LameStop: SEC Issues Bland Analysis of Meme Stock Fiasco

Economic historians will look back decades from now and marvel at the events of January 2021. As a global pandemic raged and the strangest presidential administration in the country’s history ended, fluctuations in the stock price of a flailing video game retailer captured the public consciousness.

But if lawmakers hoped the chief securities regulators in the United States would use the GameStop affair to promote reforming the financial markets, the Securities and Exchange Commission isn’t cooperating so far. A much-awaited report the SEC issued this month on the trading frenzy that introduced the investing world to the phenomenon of volatile meme stocks all but said, “Nothing to see here.”

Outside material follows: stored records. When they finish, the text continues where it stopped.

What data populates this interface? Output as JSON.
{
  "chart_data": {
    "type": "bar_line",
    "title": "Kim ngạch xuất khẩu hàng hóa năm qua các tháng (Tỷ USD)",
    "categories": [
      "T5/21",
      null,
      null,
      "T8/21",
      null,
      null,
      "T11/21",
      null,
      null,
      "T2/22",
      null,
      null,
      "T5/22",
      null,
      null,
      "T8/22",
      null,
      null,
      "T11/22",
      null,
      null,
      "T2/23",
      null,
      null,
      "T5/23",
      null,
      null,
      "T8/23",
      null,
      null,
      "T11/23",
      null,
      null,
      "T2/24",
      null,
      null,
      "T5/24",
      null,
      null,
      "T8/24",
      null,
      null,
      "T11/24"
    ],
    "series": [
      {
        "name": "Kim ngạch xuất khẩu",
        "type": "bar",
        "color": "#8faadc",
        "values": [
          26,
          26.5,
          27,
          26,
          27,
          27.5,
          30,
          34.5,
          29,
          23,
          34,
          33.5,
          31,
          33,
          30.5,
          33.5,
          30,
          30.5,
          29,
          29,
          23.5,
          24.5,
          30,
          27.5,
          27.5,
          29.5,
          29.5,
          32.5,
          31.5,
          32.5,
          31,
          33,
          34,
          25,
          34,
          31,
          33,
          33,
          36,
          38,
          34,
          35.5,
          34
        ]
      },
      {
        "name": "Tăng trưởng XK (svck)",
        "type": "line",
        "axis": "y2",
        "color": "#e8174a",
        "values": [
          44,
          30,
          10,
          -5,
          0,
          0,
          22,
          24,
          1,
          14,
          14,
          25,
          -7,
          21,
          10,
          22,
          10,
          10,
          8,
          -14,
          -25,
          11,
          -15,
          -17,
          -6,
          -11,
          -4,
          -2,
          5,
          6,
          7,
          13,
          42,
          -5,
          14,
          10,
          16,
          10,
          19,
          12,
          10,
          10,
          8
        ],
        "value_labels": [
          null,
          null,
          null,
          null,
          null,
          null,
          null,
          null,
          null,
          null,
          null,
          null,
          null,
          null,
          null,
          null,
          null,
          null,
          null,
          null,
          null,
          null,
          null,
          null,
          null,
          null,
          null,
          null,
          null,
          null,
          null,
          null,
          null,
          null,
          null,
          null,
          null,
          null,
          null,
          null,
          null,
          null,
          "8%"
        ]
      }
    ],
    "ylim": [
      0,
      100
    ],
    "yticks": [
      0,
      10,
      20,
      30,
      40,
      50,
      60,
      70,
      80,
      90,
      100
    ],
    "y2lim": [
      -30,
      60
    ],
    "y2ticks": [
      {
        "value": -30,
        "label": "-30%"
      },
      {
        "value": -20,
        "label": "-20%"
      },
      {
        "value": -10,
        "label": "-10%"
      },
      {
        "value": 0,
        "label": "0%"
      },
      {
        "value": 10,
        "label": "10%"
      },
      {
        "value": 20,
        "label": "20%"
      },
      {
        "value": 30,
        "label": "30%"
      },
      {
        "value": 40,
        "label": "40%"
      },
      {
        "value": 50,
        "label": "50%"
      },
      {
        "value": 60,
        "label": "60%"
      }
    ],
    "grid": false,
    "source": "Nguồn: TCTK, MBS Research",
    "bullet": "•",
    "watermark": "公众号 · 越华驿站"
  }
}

To recap: Earlier this year, a throng of retail investors apparently used the social media platform Reddit to organize a short squeeze of GameStop stock at the expense of some short sellers and hedge funds. As trading volume ramped up and the company’s share price soared, a handful of brokerage firms halted transactions involving GameStop stock. They included Robinhood, the trading app that has become a favorite of armchair professionals. Not surprisingly, politicians took an interest in the events surrounding the GameStop craze. Observers speculated in the aftermath that pressure to get to the bottom of what happened was also influencing SEC policymaking.

The SEC report laid out the details of the GameStop incident. It stopped short of suggesting any policy changes in response, though it did touch on the controversial business model of Robinhood and similar retail brokerages. These services rely largely on payment for order flow – broker-dealers selling the rights to execute trades to securities wholesalers – to make money. That’s how Robinhood can offer its users no-commission stock trading.

Such brokerages effectively profit off users’ trading volume, as opposed to prudent investing. SEC Chair Gary Gensler isn’t a fan, arguing payments for order flow present “a number of conflicts of interest.” It should come as no surprise the report mimicked that language in voicing its concerns about the practice. Similarly, the report pointed to potential problems with using “gamification” of trading to stimulate engagement with investing apps, another of Gensler’s hobbyhorses.

The report did appear to throw cold water on conspiracy theories circulating regarding the temporary halt in trading of GameStop stock on Jan. 28. (And if there’s one thing sure to satisfy conspiracy theorists, it’s a government-issued report.) With some power players on Wall Street sustaining substantial losses from the frenzy, it became an article of faith in some circles that financial shot-callers ordered Robinhood and company to shut down trading of the stock. According to the SEC, the GameStop blackout resulted from a standard margin call to keep trading running in the event a brokerage collapsed due to heavy trading volume.

Such a milquetoast conclusion fit with an otherwise anticlimactic report. Bloomberg columnist Matt Levine may have summed it up best: “GameStop was so big, and so weird! This one stock going up a lot dominated the national news for like a week,” Levine wrote. “It cries out for a correspondingly big and weird explanation. But, nah.”